São Bernardo do Campo (SP) – O cenário político nacional ganhou contornos de urgência neste domingo (16), data que marca o início oficial da campanha presidencial nas ruas do Brasil. Sob as normas estabelecidas pela Justiça Eleitoral, os postulantes ao cargo máximo do Executivo deram a largada em seus redutos estratégicos e capitais, dando início a uma jornada de atos que se estenderá até a véspera do primeiro turno, em 3 de outubro. De acordo com as resoluções vigentes, os comícios podem ser realizados diariamente entre as 8h e a meia-noite até o dia 1º de outubro.
O atual presidente, Luiz Inácio Lula da Silva (PT), escolheu o Estádio da Vila Euclides, em São Bernardo do Campo, na Região Metropolitana de São Paulo, para abrir sua busca por um quarto mandato. O local carrega um peso simbólico central na trajetória do petista, por ter sido palco de assembleias históricas de metalúrgicos no final da década de 1970. Diante de um estádio lotado, Lula convocou a militância a traçar um comparativo entre as gestões do PT e de seus adversários. O discurso focou em temas como a defesa da soberania nacional, políticas sociais e críticas contundentes à direita, além de abordar propostas para a segurança pública, incluindo a possível criação de um ministério específico para a pasta e o combate ao crime organizado.
Do outro lado do espectro, Flávio Bolsonaro (PL) realizou seu ato de abertura nas areias da Praia de Copacabana, no Rio de Janeiro. Acompanhado por familiares e pelo vice da chapa, Alfredo Gaspar, o senador buscou reforçar a continuidade do legado do ex-presidente Jair Bolsonaro. Em sua fala, o candidato defendeu a inocência do pai perante as investigações de tentativa de golpe de Estado e prometeu, caso eleito, realizar indicações conservadoras para ocupar as quatro cadeiras que estarão disponíveis no Supremo Tribunal Federal (STF) ao longo do próximo mandato.
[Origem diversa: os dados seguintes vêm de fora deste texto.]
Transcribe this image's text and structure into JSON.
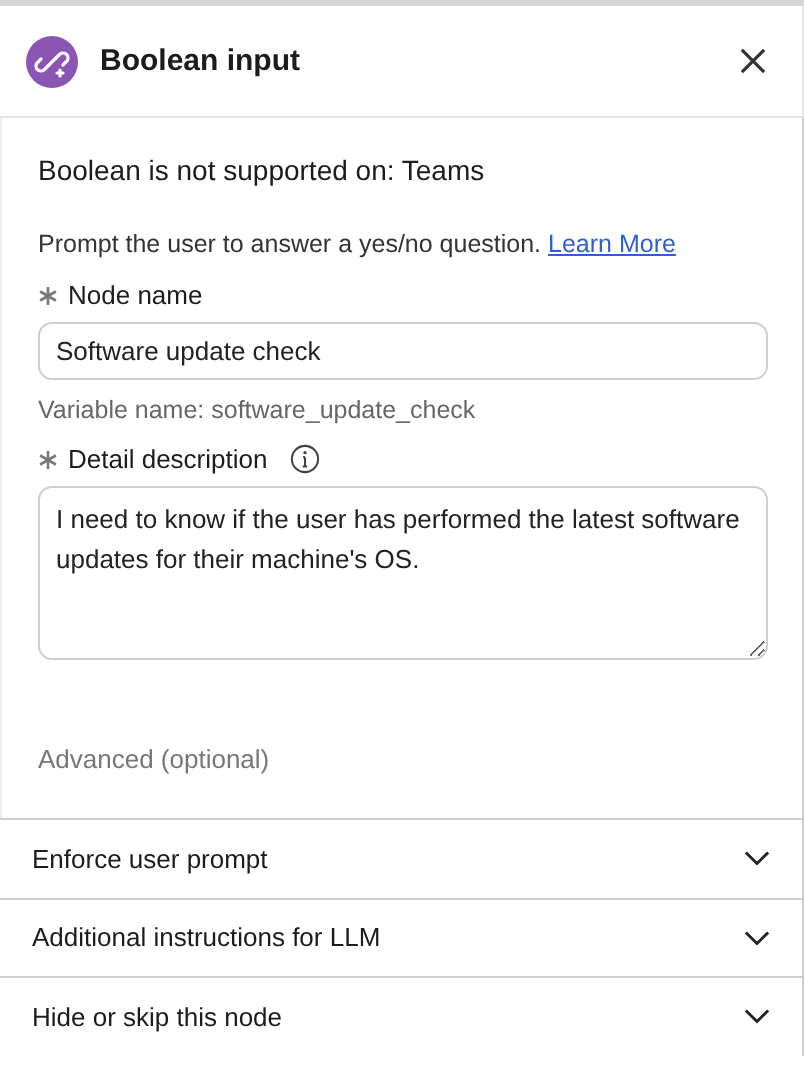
{
  "header": {
    "title": "Boolean input"
  },
  "notice": "Boolean is not supported on: Teams",
  "intro": {
    "text": "Prompt the user to answer a yes/no question.",
    "link": "Learn More"
  },
  "fields": [
    {
      "kind": "input",
      "label": "Node name",
      "required": true,
      "info": false,
      "value": "Software update check",
      "hint": "Variable name: software_update_check"
    },
    {
      "kind": "textarea",
      "label": "Detail description",
      "required": true,
      "info": true,
      "value": "I need to know if the user has performed the latest software updates for their machine's OS."
    }
  ],
  "advanced_label": "Advanced (optional)",
  "sections": [
    {
      "label": "Enforce user prompt",
      "expanded": false
    },
    {
      "label": "Additional instructions for LLM",
      "expanded": false
    },
    {
      "label": "Hide or skip this node",
      "expanded": false
    }
  ]
}
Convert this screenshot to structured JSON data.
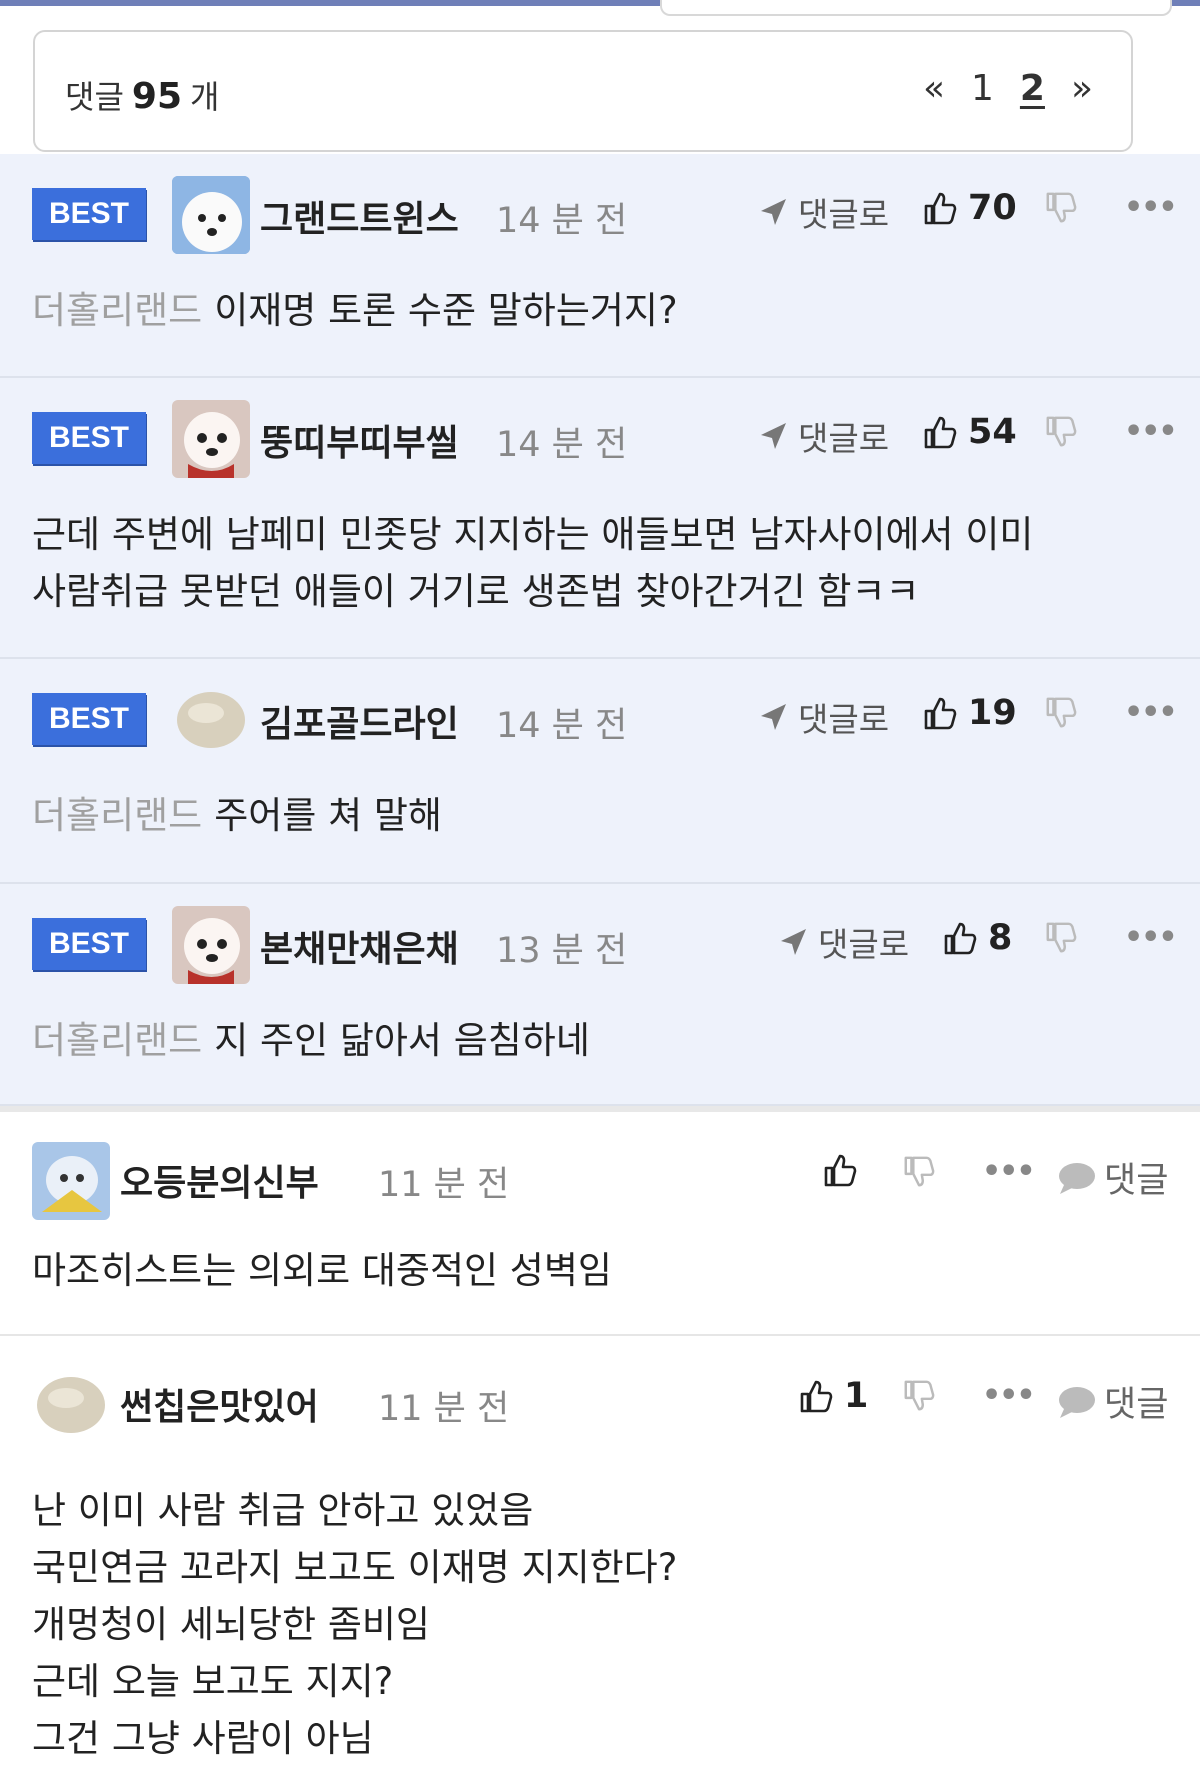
{
  "header": {
    "count_label": "댓글",
    "count_value": "95",
    "count_unit": "개",
    "pagination": {
      "prev": "«",
      "pages": [
        "1",
        "2"
      ],
      "current": "2",
      "next": "»"
    }
  },
  "best_comments": [
    {
      "badge": "BEST",
      "author": "그랜드트윈스",
      "time": "14 분 전",
      "reply_to_label": "댓글로",
      "likes": "70",
      "category": "더홀리랜드",
      "text": "이재명 토론 수준 말하는거지?",
      "avatar": "dog-avatar"
    },
    {
      "badge": "BEST",
      "author": "뚱띠부띠부씰",
      "time": "14 분 전",
      "reply_to_label": "댓글로",
      "likes": "54",
      "category": "",
      "text_lines": [
        "근데 주변에 남페미 민좃당 지지하는 애들보면 남자사이에서 이미",
        "사람취급 못받던 애들이 거기로 생존법 찾아간거긴 함ㅋㅋ"
      ],
      "avatar": "dog-avatar"
    },
    {
      "badge": "BEST",
      "author": "김포골드라인",
      "time": "14 분 전",
      "reply_to_label": "댓글로",
      "likes": "19",
      "category": "더홀리랜드",
      "text": "주어를 쳐 말해",
      "avatar": "blob-avatar"
    },
    {
      "badge": "BEST",
      "author": "본채만채은채",
      "time": "13 분 전",
      "reply_to_label": "댓글로",
      "likes": "8",
      "category": "더홀리랜드",
      "text": "지 주인 닮아서 음침하네",
      "avatar": "dog-avatar"
    }
  ],
  "comments": [
    {
      "author": "오등분의신부",
      "time": "11 분 전",
      "likes": "",
      "reply_label": "댓글",
      "text_lines": [
        "마조히스트는 의외로 대중적인 성벽임"
      ],
      "avatar": "character-avatar"
    },
    {
      "author": "썬칩은맛있어",
      "time": "11 분 전",
      "likes": "1",
      "reply_label": "댓글",
      "text_lines": [
        "난 이미 사람 취급 안하고 있었음",
        "국민연금 꼬라지 보고도 이재명 지지한다?",
        "개멍청이 세뇌당한 좀비임",
        "근데 오늘 보고도 지지?",
        "그건 그냥 사람이 아님"
      ],
      "avatar": "blob-avatar"
    }
  ],
  "colors": {
    "best_bg": "#eef2fb",
    "badge_bg": "#3b6fdc",
    "category_text": "#a0a0a0"
  }
}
O debate sobre a segurança pública esteve no centro da proposta de Flávio, que sugeriu a classificação de milícias e cartéis de tráfico como organizações terroristas, além de pregar a redução da maioridade penal. No campo econômico, o foco recaiu sobre a taxa Selic e o custo de vida para a classe média, propondo um rigoroso corte de gastos e de cargos administrativos logo no início de uma eventual gestão. Enquanto isso, Ronaldo Caiado (PSD) preferiu concentrar seu início de campanha em Goiás, estado onde exerceu o mandato de governador até março deste ano. Em um percurso que incluiu cidades do entorno do Distrito Federal, Caiado reforçou sua posição de oposição ao PT, garantindo que não comporá com o atual governo em um eventual segundo turno.
Em Minas Gerais, Romeu Zema (Novo) deu início à sua trajetória em Montes Claros, no Norte do estado. Após participar de uma missa, o ex-governador mineiro defendeu uma plataforma baseada na competência técnica e no combate sistemático à corrupção, projetando sua ida ao segundo turno. O candidato Renan Santos (Missão) marcou sua estreia no Largo São Francisco, em São Paulo, onde, ao lado de lideranças como Kim Kataguiri e Arthur do Val, enfatizou pautas ligadas ao empreendedorismo e a uma crítica severa ao que classifica como assistencialismo estatal.
A diversidade de propostas também esteve presente em outros atos pelo território nacional. O candidato Augusto Cury (Avante) passou por Santa Luzia, na Região Metropolitana de Belo Horizonte, onde defendeu uma visão de união sob o que chamou de barco da família brasileira, com foco em projetos voltados para a saúde. Por sua vez, Hertz Dias (PSTU) caminhou pela Avenida Paulista e por São José dos Campos, reiterando sua plataforma de reestatização de empresas estratégicas como forma de combater a concentração de riqueza nas mãos de uma minoria de banqueiros e grandes empresários. Completam o cenário de atividades deste primeiro dia a UP, com Samara Martins em São Paulo, e Edmilson Costa (PCB), que optou pelo contato com o eleitorado via internet.